Par conséquent, Caritas Internationalis et Coatnet appellent à «des mesures urgentes et ciblées pour soutenir ceux qui travaillent dans les secteurs informels, y compris les travailleurs domestiques, les travailleurs agricoles et du bâtiment, les migrants sans papiers». «Nous demandons instamment aux gouvernements, poursuit Aloysius John, de fournir à ces personnes un accès à la justice et aux services de base, tels que des abris et des lignes d’assistance téléphonique spécialisées. Nous appelons également les institutions et les organisations de la société civile à protéger les enfants contre les abus et l’exploitation, notamment par internet et les nouveaux moyens de communication, et nous invitons toutes les personnes de bonne volonté à être vigilantes et à signaler de tels cas». Pendant la pandémie, les cas de violence contre les enfants et le nombre d’enfants victimes d’exploitation en ligne ont en effet augmenté. En Inde, par exemple, «92 000 cas de maltraitance d’enfants ont été signalés aux autorités en seulement 11 jours», et de nombreux enfants courent le risque de devoir mendier dans la rue.
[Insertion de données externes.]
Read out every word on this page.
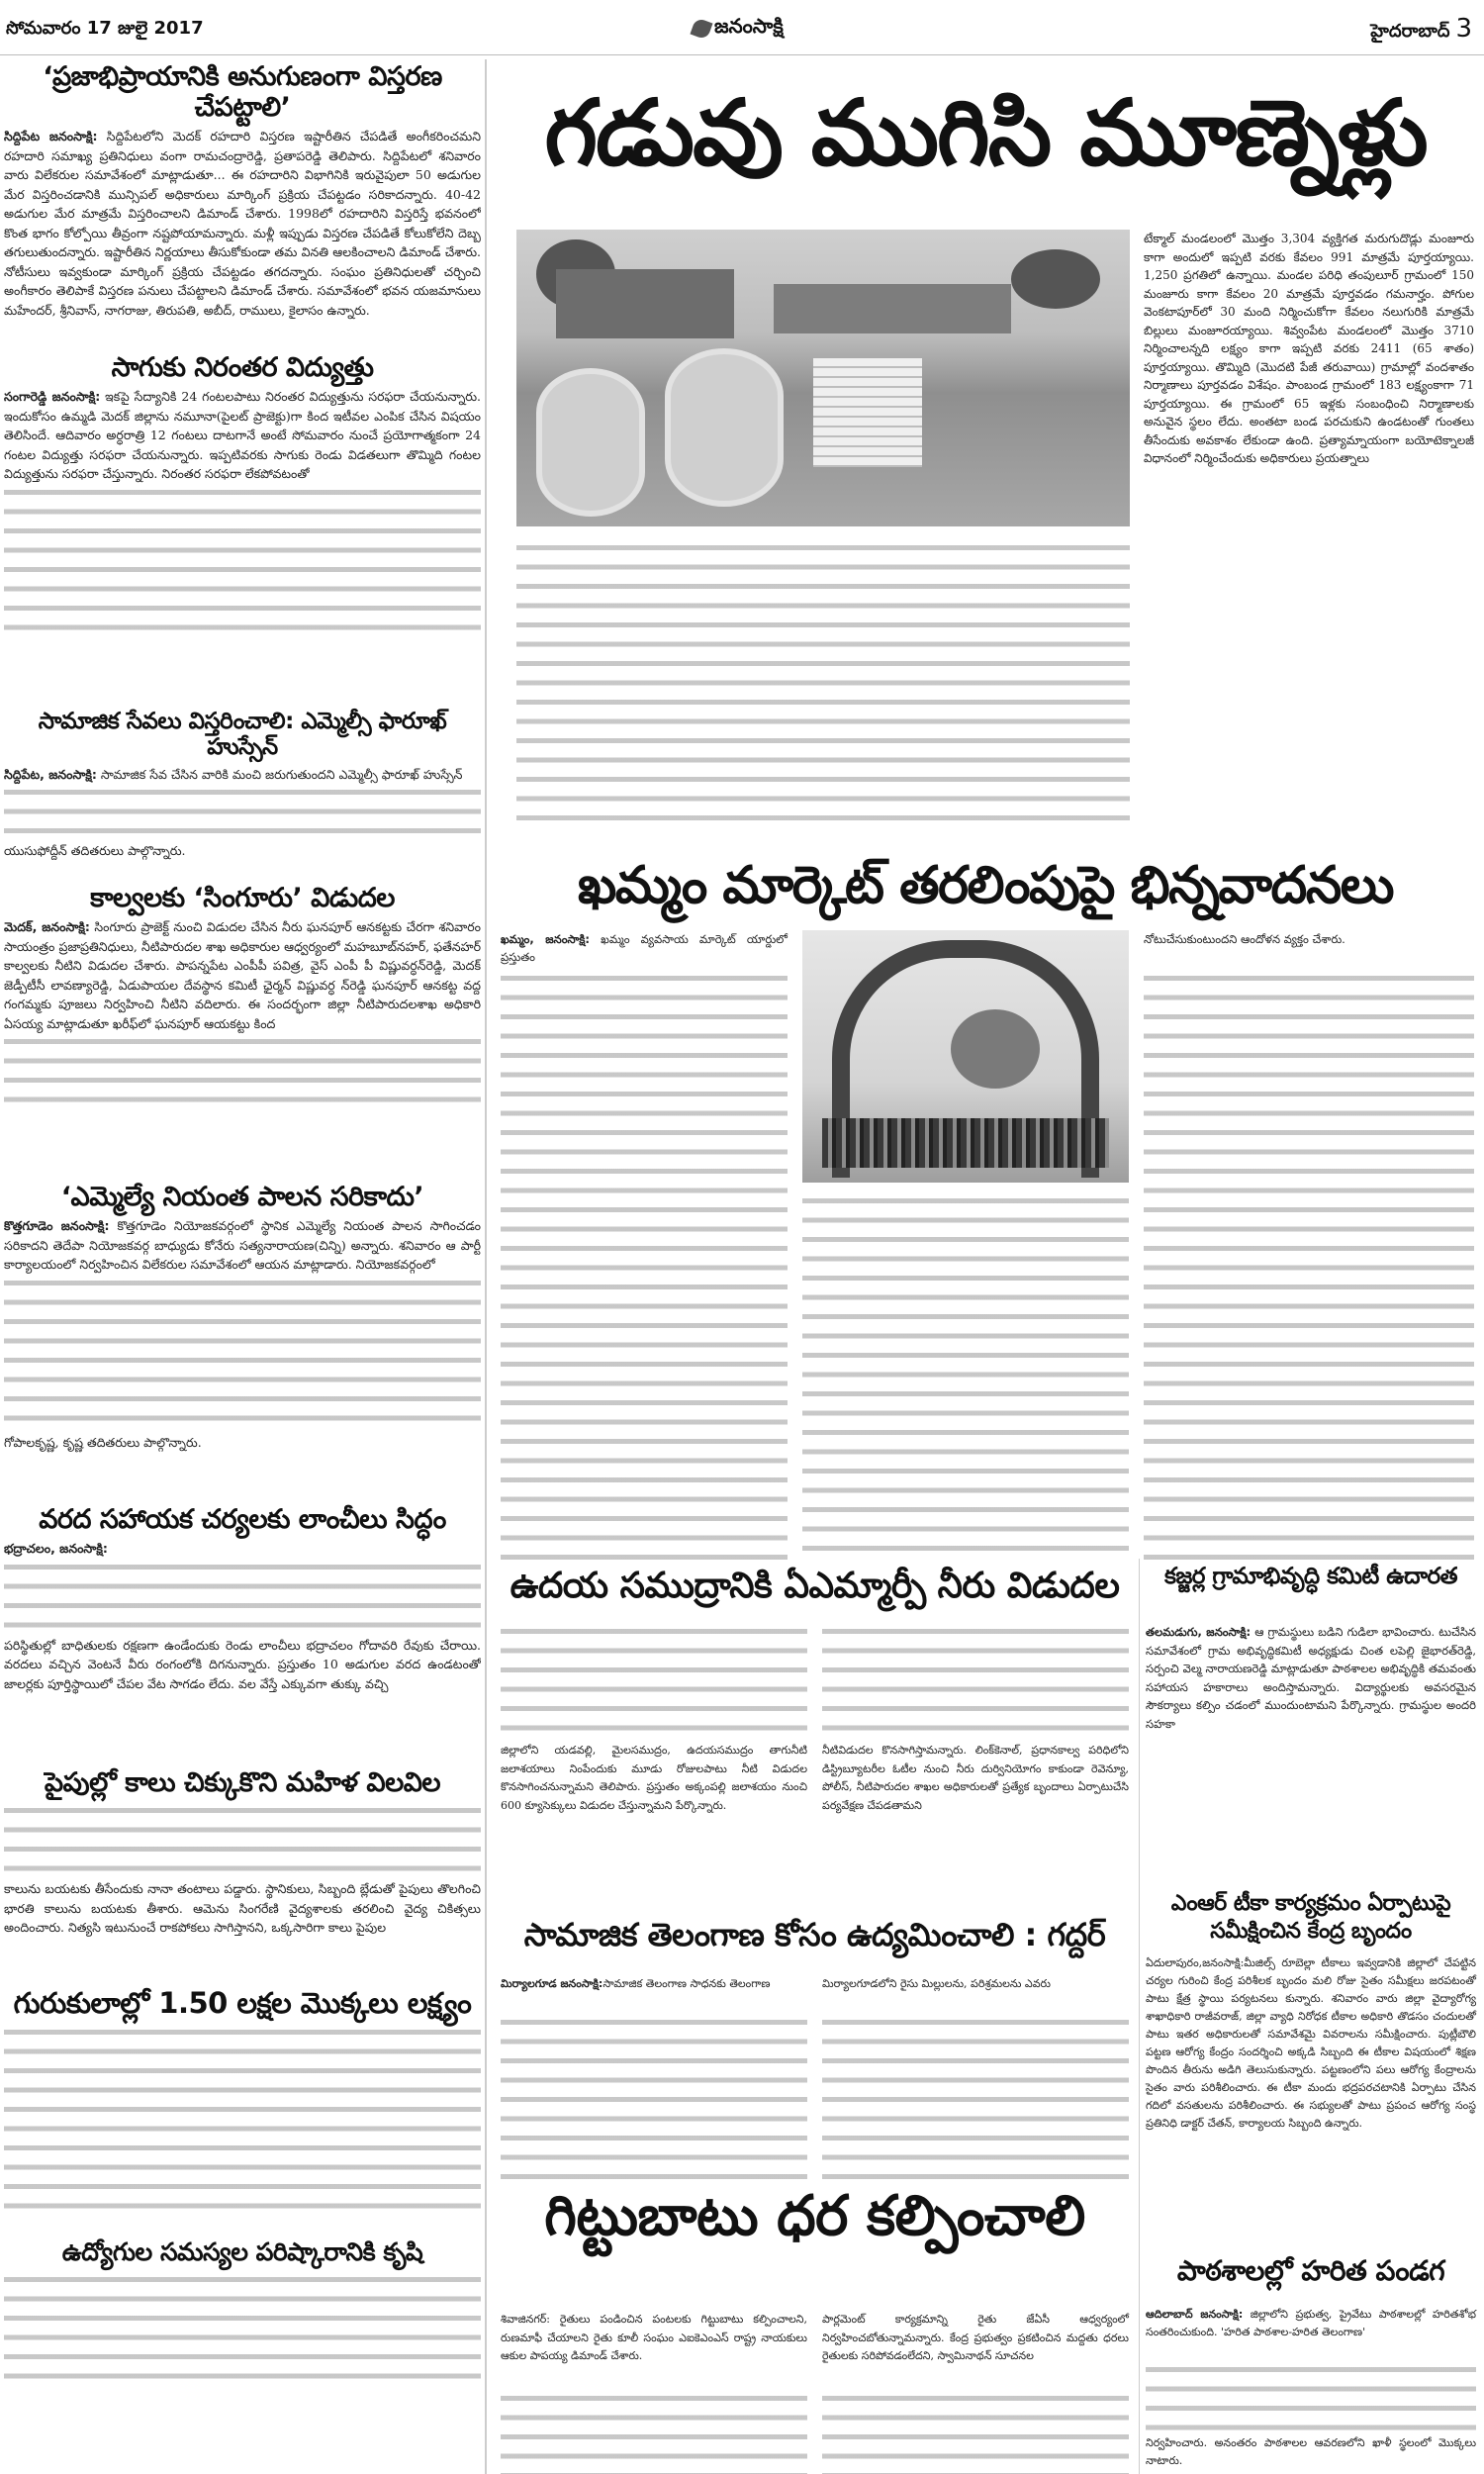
సోమవారం 17 జులై 2017	జనంసాక్షి	హైదరాబాద్ 3
‘ప్రజాభిప్రాయానికి అనుగుణంగా విస్తరణ చేపట్టాలి’
సిద్దిపేట జనంసాక్షి: సిద్దిపేటలోని మెదక్ రహదారి విస్తరణ ఇష్టారీతిన చేపడితే అంగీకరించమని రహదారి సమాఖ్య ప్రతినిధులు వంగా రామచంద్రారెడ్డి, ప్రతాపరెడ్డి తెలిపారు. సిద్దిపేటలో శనివారం వారు విలేకరుల సమావేశంలో మాట్లాడుతూ... ఈ రహదారిని విభాగినికి ఇరువైపులా 50 అడుగుల మేర విస్తరించడానికి మున్సిపల్ అధికారులు మార్కింగ్ ప్రక్రియ చేపట్టడం సరికాదన్నారు. 40-42 అడుగుల మేర మాత్రమే విస్తరించాలని డిమాండ్ చేశారు. 1998లో రహదారిని విస్తరిస్తే భవనంలో కొంత భాగం కోల్పోయి తీవ్రంగా నష్టపోయామన్నారు. మళ్లీ ఇప్పుడు విస్తరణ చేపడితే కోలుకోలేని దెబ్బ తగులుతుందన్నారు. ఇష్టారీతిన నిర్ణయాలు తీసుకోకుండా తమ వినతి ఆలకించాలని డిమాండ్ చేశారు. నోటీసులు ఇవ్వకుండా మార్కింగ్ ప్రక్రియ చేపట్టడం తగదన్నారు. సంఘం ప్రతినిధులతో చర్చించి అంగీకారం తెలిపాకే విస్తరణ పనులు చేపట్టాలని డిమాండ్ చేశారు. సమావేశంలో భవన యజమానులు మహేందర్, శ్రీనివాస్, నాగరాజు, తిరుపతి, అబీద్, రాములు, కైలాసం ఉన్నారు.
సాగుకు నిరంతర విద్యుత్తు
సంగారెడ్డి జనంసాక్షి: ఇకపై సేద్యానికి 24 గంటలపాటు నిరంతర విద్యుత్తును సరఫరా చేయనున్నారు. ఇందుకోసం ఉమ్మడి మెదక్ జిల్లాను నమూనా(పైలట్ ప్రాజెక్టు)గా కింద ఇటీవల ఎంపిక చేసిన విషయం తెలిసిందే. ఆదివారం అర్ధరాత్రి 12 గంటలు దాటగానే అంటే సోమవారం నుంచే ప్రయోగాత్మకంగా 24 గంటల విద్యుత్తు సరఫరా చేయనున్నారు. ఇప్పటివరకు సాగుకు రెండు విడతలుగా తొమ్మిది గంటల విద్యుత్తును సరఫరా చేస్తున్నారు. నిరంతర సరఫరా లేకపోవటంతో
సామాజిక సేవలు విస్తరించాలి: ఎమ్మెల్సీ ఫారూఖ్ హుస్సేన్
సిద్దిపేట, జనంసాక్షి: సామాజిక సేవ చేసిన వారికి మంచి జరుగుతుందని ఎమ్మెల్సీ ఫారూఖ్ హుస్సేన్
యుసుఫోద్దీన్ తదితరులు పాల్గొన్నారు.
కాల్వలకు ‘సింగూరు’ విడుదల
మెదక్, జనంసాక్షి: సింగూరు ప్రాజెక్ట్ నుంచి విడుదల చేసిన నీరు ఘనపూర్ ఆనకట్టకు చేరగా శనివారం సాయంత్రం ప్రజాప్రతినిధులు, నీటిపారుదల శాఖ అధికారుల ఆధ్వర్యంలో మహబూబ్‌నహర్, ఫతేనహర్ కాల్వలకు నీటిని విడుదల చేశారు. పాపన్నపేట ఎంపీపీ పవిత్ర, వైస్ ఎంపీ పీ విష్ణువర్ధన్‌రెడ్డి, మెదక్ జెడ్పీటీసీ లావణ్యారెడ్డి, ఏడుపాయల దేవస్థాన కమిటీ ఛైర్మన్ విష్ణువర్ధ న్‌రెడ్డి ఘనపూర్ ఆనకట్ట వద్ద గంగమ్మకు పూజలు నిర్వహించి నీటిని వదిలారు. ఈ సందర్భంగా జిల్లా నీటిపారుదలశాఖ అధికారి ఏసయ్య మాట్లాడుతూ ఖరీఫ్‌లో ఘనపూర్ ఆయకట్టు కింద
‘ఎమ్మెల్యే నియంత పాలన సరికాదు’
కొత్తగూడెం జనంసాక్షి: కొత్తగూడెం నియోజకవర్గంలో స్థానిక ఎమ్మెల్యే నియంత పాలన సాగించడం సరికాదని తెదేపా నియోజకవర్గ బాధ్యుడు కోనేరు సత్యనారాయణ(చిన్ని) అన్నారు. శనివారం ఆ పార్టీ కార్యాలయంలో నిర్వహించిన విలేకరుల సమావేశంలో ఆయన మాట్లాడారు. నియోజకవర్గంలో
గోపాలకృష్ణ, కృష్ణ తదితరులు పాల్గొన్నారు.
వరద సహాయక చర్యలకు లాంచీలు సిద్ధం
భద్రాచలం, జనంసాక్షి:
పరిస్థితుల్లో బాధితులకు రక్షణగా ఉండేందుకు రెండు లాంచీలు భద్రాచలం గోదావరి రేవుకు చేరాయి. వరదలు వచ్చిన వెంటనే వీరు రంగంలోకి దిగనున్నారు. ప్రస్తుతం 10 అడుగుల వరద ఉండటంతో జాలర్లకు పూర్తిస్థాయిలో చేపల వేట సాగడం లేదు. వల వేస్తే ఎక్కువగా తుక్కు వచ్చి
పైపుల్లో కాలు చిక్కుకొని మహిళ విలవిల
కాలును బయటకు తీసేందుకు నానా తంటాలు పడ్డారు. స్థానికులు, సిబ్బంది బ్లేడుతో పైపులు తొలగించి భారతి కాలును బయటకు తీశారు. ఆమెను సింగరేణి వైద్యశాలకు తరలించి వైద్య చికిత్సలు అందించారు. నిత్యసి ఇటునుంచే రాకపోకలు సాగిస్తానని, ఒక్కసారిగా కాలు పైపుల
గురుకులాల్లో 1.50 లక్షల మొక్కలు లక్ష్యం
ఉద్యోగుల సమస్యల పరిష్కారానికి కృషి
గడువు ముగిసి మూణ్నెళ్లు
టేక్మాల్ మండలంలో మొత్తం 3,304 వ్యక్తిగత మరుగుదొడ్లు మంజూరు కాగా అందులో ఇప్పటి వరకు కేవలం 991 మాత్రమే పూర్తయ్యాయి. 1,250 ప్రగతిలో ఉన్నాయి. మండల పరిధి తంపులూర్ గ్రామంలో 150 మంజూరు కాగా కేవలం 20 మాత్రమే పూర్తవడం గమనార్హం. పోగుల వెంకటాపూర్‌లో 30 మంది నిర్మించుకోగా కేవలం నలుగురికి మాత్రమే బిల్లులు మంజూరయ్యాయి. శివ్వంపేట మండలంలో మొత్తం 3710 నిర్మించాలన్నది లక్ష్యం కాగా ఇప్పటి వరకు 2411 (65 శాతం) పూర్తయ్యాయి. తొమ్మిది (మొదటి పేజీ తరువాయి) గ్రామాల్లో వందశాతం నిర్మాణాలు పూర్తవడం విశేషం. పాంబండ గ్రామంలో 183 లక్ష్యంకాగా 71 పూర్తయ్యాయి. ఈ గ్రామంలో 65 ఇళ్లకు సంబంధించి నిర్మాణాలకు అనువైన స్థలం లేదు. అంతటా బండ పరచుకుని ఉండటంతో గుంతలు తీసేందుకు అవకాశం లేకుండా ఉంది. ప్రత్యామ్నాయంగా బయోటెక్నాలజీ విధానంలో నిర్మించేందుకు అధికారులు ప్రయత్నాలు
ఖమ్మం మార్కెట్ తరలింపుపై భిన్నవాదనలు
ఖమ్మం, జనంసాక్షి: ఖమ్మం వ్యవసాయ మార్కెట్ యార్డులో ప్రస్తుతం
నోటుచేసుకుంటుందని ఆందోళన వ్యక్తం చేశారు.
ఉదయ సముద్రానికి ఏఎమ్మార్పీ నీరు విడుదల
జిల్లాలోని యడవల్లి, మైలసముద్రం, ఉదయసముద్రం తాగునీటి జలాశయాలు నింపేందుకు మూడు రోజులపాటు నీటి విడుదల కొనసాగించనున్నామని తెలిపారు. ప్రస్తుతం అక్కంపల్లి జలాశయం నుంచి 600 క్యూసెక్కులు విడుదల చేస్తున్నామని పేర్కొన్నారు.
నీటివిడుదల కొనసాగిస్తామన్నారు. లింక్‌కెనాల్, ప్రధానకాల్వ పరిధిలోని డిస్ట్రిబ్యూటరీల ఓటీల నుంచి నీరు దుర్వినియోగం కాకుండా రెవెన్యూ, పోలీస్, నీటిపారుదల శాఖల అధికారులతో ప్రత్యేక బృందాలు ఏర్పాటుచేసి పర్యవేక్షణ చేపడతామని
కజ్జర్ల గ్రామాభివృద్ధి కమిటీ ఉదారత
తలమడుగు, జనంసాక్షి: ఆ గ్రామస్థులు బడిని గుడిలా భావించారు. టుచేసిన సమావేశంలో గ్రామ అభివృద్ధికమిటీ అధ్యక్షుడు చింత లపెల్లి జైభారత్‌రెడ్డి, సర్పంచి వెల్మ నారాయణరెడ్డి మాట్లాడుతూ పాఠశాలల అభివృద్ధికి తమవంతు సహాయస హకారాలు అందిస్తామన్నారు. విద్యార్థులకు అవసరమైన సౌకర్యాలు కల్పిం చడంలో ముందుంటామని పేర్కొన్నారు. గ్రామస్థుల అందరి సహకా
సామాజిక తెలంగాణ కోసం ఉద్యమించాలి : గద్దర్
మిర్యాలగూడ జనంసాక్షి:సామాజిక తెలంగాణ సాధనకు తెలంగాణ	మిర్యాలగూడలోని రైసు మిల్లులను, పరిశ్రమలను ఎవరు
ఎంఆర్ టీకా కార్యక్రమం ఏర్పాటుపై సమీక్షించిన కేంద్ర బృందం
ఏదులాపురం,జనంసాక్షి:మీజిల్స్ రూబెల్లా టీకాలు ఇవ్వడానికి జిల్లాలో చేపట్టిన చర్యల గురించి కేంద్ర పరిశీలక బృందం మలి రోజు సైతం సమీక్షలు జరపటంతో పాటు క్షేత్ర స్థాయి పర్యటనలు కున్నారు. శనివారం వారు జిల్లా వైద్యారోగ్య శాఖాధికారి రాజీవరాజ్, జిల్లా వ్యాధి నిరోధక టీకాల అధికారి తొడసం చందులతో పాటు ఇతర అధికారులతో సమావేశమై వివరాలను సమీక్షించారు. పుట్లీబౌలి పట్టణ ఆరోగ్య కేంద్రం సందర్శించి అక్కడి సిబ్బంది ఈ టీకాల విషయంలో శిక్షణ పొందిన తీరును అడిగి తెలుసుకున్నారు. పట్టణంలోని పలు ఆరోగ్య కేంద్రాలను సైతం వారు పరిశీలించారు. ఈ టీకా మందు భద్రపరచటానికి ఏర్పాటు చేసిన గదిలో వసతులను పరిశీలించారు. ఈ సభ్యులతో పాటు ప్రపంచ ఆరోగ్య సంస్థ ప్రతినిధి డాక్టర్ చేతన్, కార్యాలయ సిబ్బంది ఉన్నారు.
గిట్టుబాటు ధర కల్పించాలి
శివాజినగర్: రైతులు పండించిన పంటలకు గిట్టుబాటు కల్పించాలని, రుణమాఫీ చేయాలని రైతు కూలీ సంఘం ఎఐకెఎంఎస్ రాష్ట్ర నాయకులు ఆకుల పాపయ్య డిమాండ్ చేశారు.
పార్లమెంట్ కార్యక్రమాన్ని రైతు జేఏసీ ఆధ్వర్యంలో నిర్వహించబోతున్నామన్నారు. కేంద్ర ప్రభుత్వం ప్రకటించిన మద్దతు ధరలు రైతులకు సరిపోవడంలేదని, స్వామినాథన్ సూచనల
పాఠశాలల్లో హరిత పండగ
ఆదిలాబాద్ జనంసాక్షి: జిల్లాలోని ప్రభుత్వ, ప్రైవేటు పాఠశాలల్లో హరితశోభ సంతరించుకుంది. 'హరిత పాఠశాల-హరిత తెలంగాణ'
నిర్వహించారు. అనంతరం పాఠశాలల ఆవరణలోని ఖాళీ స్థలంలో మొక్కలు నాటారు.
Une situation qui s’aggrave, en particulier au Moyen-Orient

Il faut rappeler que, selon l’Organisation internationale du travail, il y a aujourd’hui dans le monde plus de 40 millions de victimes de la traite et de l’exploitation des êtres humains, actuellement encore plus menacées en raison de la pandémie. Le manque de liberté de mouvement causé par les mesures de quarantaine et les restrictions de voyage, explique Caritas Internationalis, «a fait que les victimes de la traite ont moins de chances de s’échapper et de trouver de l’aide». La situation est particulièrement préoccupante au Liban et dans d’autres pays du Moyen-Orient. Comme le constate Gabriel Hatti, président du bureau Moyen-Orient et Afrique du Nord de Caritas, «de nombreux Philippins et autres travailleurs étrangers luttent pour rentrer chez eux après avoir perdu leur emploi à cause de la Covid-19 et de la crise économique actuelle. Aujourd’hui, ils font la queue devant leur ambassade, sans aucun soutien social ni protection psychologique et beaucoup d’entre eux sont même sans aucun statut juridique».

La Journée mondiale contre la traite des êtres humains a été établie au 30 juillet par l’Assemblée générale des Nations unies en 2013, avec la résolution A/RES/68/192. L’objectif de cette initiative est de sensibiliser la communauté internationale à la situation des victimes de ce fléau multiforme et de promouvoir la défense de leurs droits.